В этот момент дверь в зал потихоньку отворилась, и в неё осторожно протиснулся невзрачный человек лет сорока, в очках, в тёмном потёртом камзоле и грубых чулках на кривых ногах. Под мышкой у него была папка для бумаг. Гёте узнал его: это был один из секретарей герцога, в ведении которого находились самые секретные дела его канцелярии. Увидев, что герцог не один, что с ним Гёте, человек сделал непроизвольный шаг назад, но было уже поздно: Карл-Август заметил его.
— А, это ты? В чём дело?
— Вы... Вы, ваше высочество, приказали представить вам вечером на подпись известное вам распоряжение, с проектом которого вы уже знакомились сегодня днём...
— А! Порвать! Уничтожить! Бросить в печку! Вместе со всеми черновиками!.. И никогда... Слышишь? Никогда больше не напоминать мне о нём! Предупреждаю — головой отвечаешь, если не уничтожишь всё вплоть до черновиков...
Человек исчез. Похоже, что его появление несколько смутило герцога. Но неловкое молчание за столом длилось недолго. Карл-Август, когда было надо, умел-таки владеть собой.

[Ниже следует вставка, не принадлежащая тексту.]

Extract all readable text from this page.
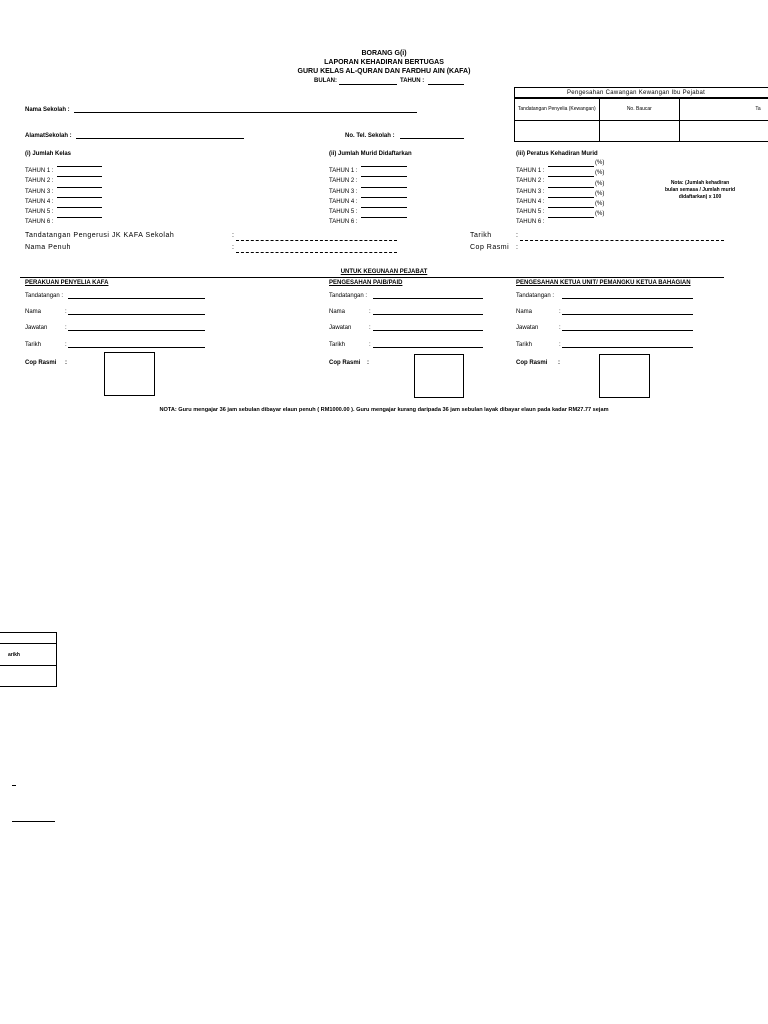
BORANG G(i)
LAPORAN KEHADIRAN BERTUGAS
GURU KELAS AL-QURAN DAN FARDHU AIN (KAFA)
BULAN:	TAHUN :
Pengesahan Cawangan Kewangan Ibu Pejabat
Tandatangan Penyelia (Kewangan)	No. Baucar	Ta

Nama Sekolah :
AlamatSekolah :	No. Tel. Sekolah :
(i) Jumlah Kelas
TAHUN 1 :
TAHUN 2 :
TAHUN 3 :
TAHUN 4 :
TAHUN 5 :
TAHUN 6 :
(ii) Jumlah Murid Didaftarkan
TAHUN 1 :
TAHUN 2 :
TAHUN 3 :
TAHUN 4 :
TAHUN 5 :
TAHUN 6 :
(iii) Peratus Kehadiran Murid
TAHUN 1 :
(%)
TAHUN 2 :
(%)
TAHUN 3 :
(%)
TAHUN 4 :
(%)
TAHUN 5 :
(%)
TAHUN 6 :
(%)
Nota: (Jumlah kehadiran
bulan semasa / Jumlah murid
didaftarkan) x 100
Tandatangan Pengerusi JK KAFA Sekolah	:	Tarikh	:
Nama Penuh	:	Cop Rasmi :
UNTUK KEGUNAAN PEJABAT
PERAKUAN PENYELIA KAFA
Tandatangan :
Nama	:
Jawatan	:
Tarikh	:
Cop Rasmi :
PENGESAHAN PAIB/PAID
Tandatangan :
Nama	:
Jawatan	:
Tarikh	:
Cop Rasmi :
PENGESAHAN KETUA UNIT/ PEMANGKU KETUA BAHAGIAN
Tandatangan :
Nama	:
Jawatan	:
Tarikh	:
Cop Rasmi :
NOTA: Guru mengajar 36 jam sebulan dibayar elaun penuh ( RM1000.00 ). Guru mengajar kurang daripada 36 jam sebulan layak dibayar elaun pada kadar RM27.77 sejam
arikh
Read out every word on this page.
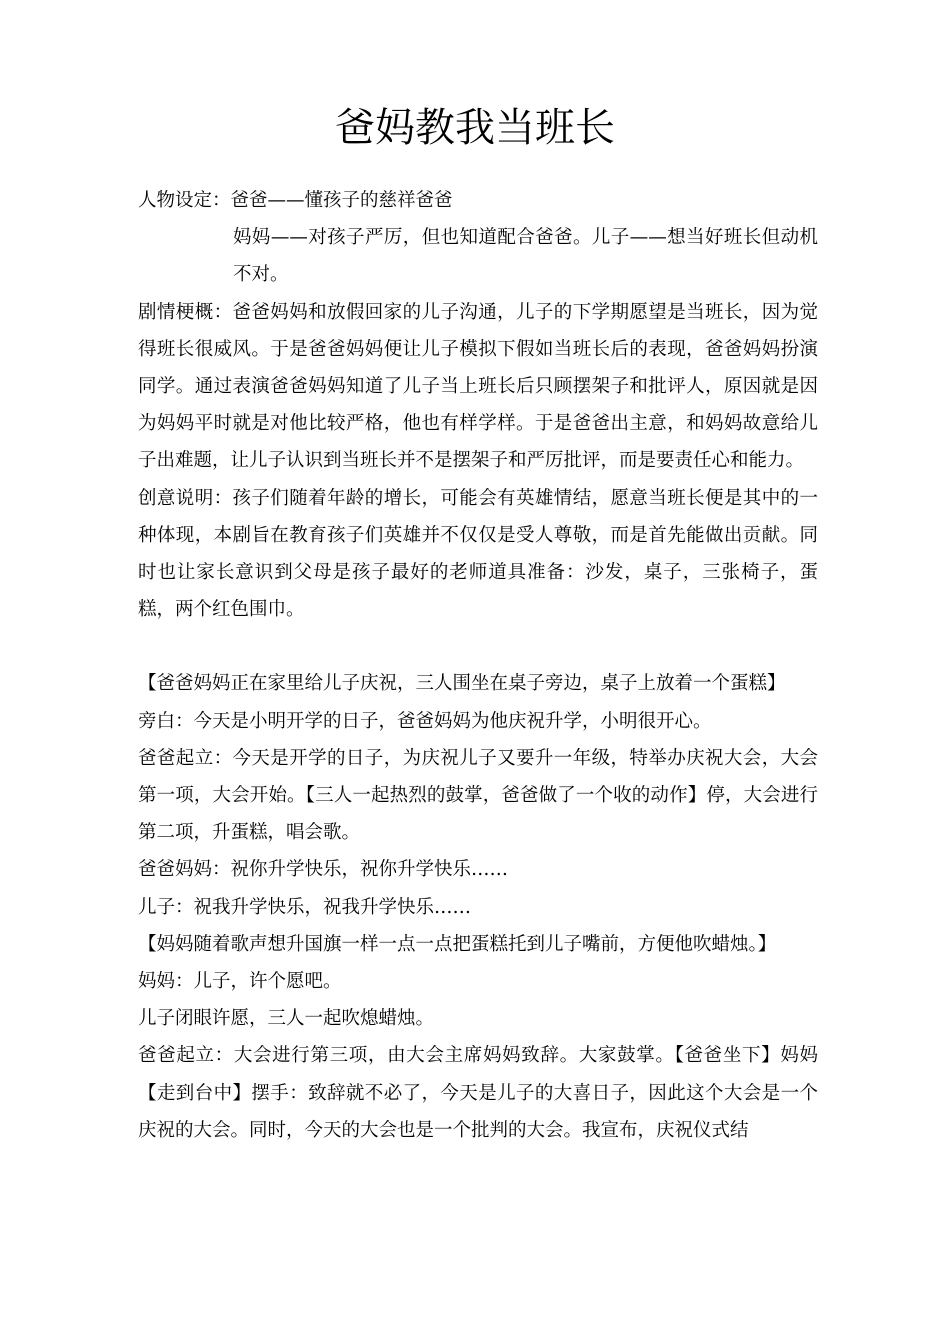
爸妈教我当班长

人物设定：爸爸——懂孩子的慈祥爸爸

妈妈——对孩子严厉，但也知道配合爸爸。儿子——想当好班长但动机不对。

剧情梗概：爸爸妈妈和放假回家的儿子沟通，儿子的下学期愿望是当班长，因为觉得班长很威风。于是爸爸妈妈便让儿子模拟下假如当班长后的表现，爸爸妈妈扮演同学。通过表演爸爸妈妈知道了儿子当上班长后只顾摆架子和批评人，原因就是因为妈妈平时就是对他比较严格，他也有样学样。于是爸爸出主意，和妈妈故意给儿子出难题，让儿子认识到当班长并不是摆架子和严厉批评，而是要责任心和能力。

创意说明：孩子们随着年龄的增长，可能会有英雄情结，愿意当班长便是其中的一种体现，本剧旨在教育孩子们英雄并不仅仅是受人尊敬，而是首先能做出贡献。同时也让家长意识到父母是孩子最好的老师道具准备：沙发，桌子，三张椅子，蛋糕，两个红色围巾。

【爸爸妈妈正在家里给儿子庆祝，三人围坐在桌子旁边，桌子上放着一个蛋糕】

旁白：今天是小明开学的日子，爸爸妈妈为他庆祝升学，小明很开心。

爸爸起立：今天是开学的日子，为庆祝儿子又要升一年级，特举办庆祝大会，大会第一项，大会开始。【三人一起热烈的鼓掌，爸爸做了一个收的动作】停，大会进行第二项，升蛋糕，唱会歌。

爸爸妈妈：祝你升学快乐，祝你升学快乐……

儿子：祝我升学快乐，祝我升学快乐……

【妈妈随着歌声想升国旗一样一点一点把蛋糕托到儿子嘴前，方便他吹蜡烛。】

妈妈：儿子，许个愿吧。

儿子闭眼许愿，三人一起吹熄蜡烛。

爸爸起立：大会进行第三项，由大会主席妈妈致辞。大家鼓掌。【爸爸坐下】妈妈【走到台中】摆手：致辞就不必了，今天是儿子的大喜日子，因此这个大会是一个庆祝的大会。同时，今天的大会也是一个批判的大会。我宣布，庆祝仪式结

— Так что ты думаешь об этих двух указах, Вольфганг? Согласен ты со мной, внесём их тоже в ландтаг? Или нет?
— О, это прекрасная мысль, ваше высочество... Великолепная мысль! Она недвусмысленно подтверждает общую тенденцию в государстве. И не оставляет никаких сомнений относительно взглядов и дальнейших намерений вашего высочества... Я думаю, что общество по достоинству оценит эти инициативы... Принятие обоих этих постановлений будет, я убеждён, содействовать оздоровлению общего политического климата в стране. И укрепит, несомненно, юридическую базу для назревших структурных реформ в нашем государстве...
— Да-да, ты прав, Вольфганг. Назревших... Именно назревших...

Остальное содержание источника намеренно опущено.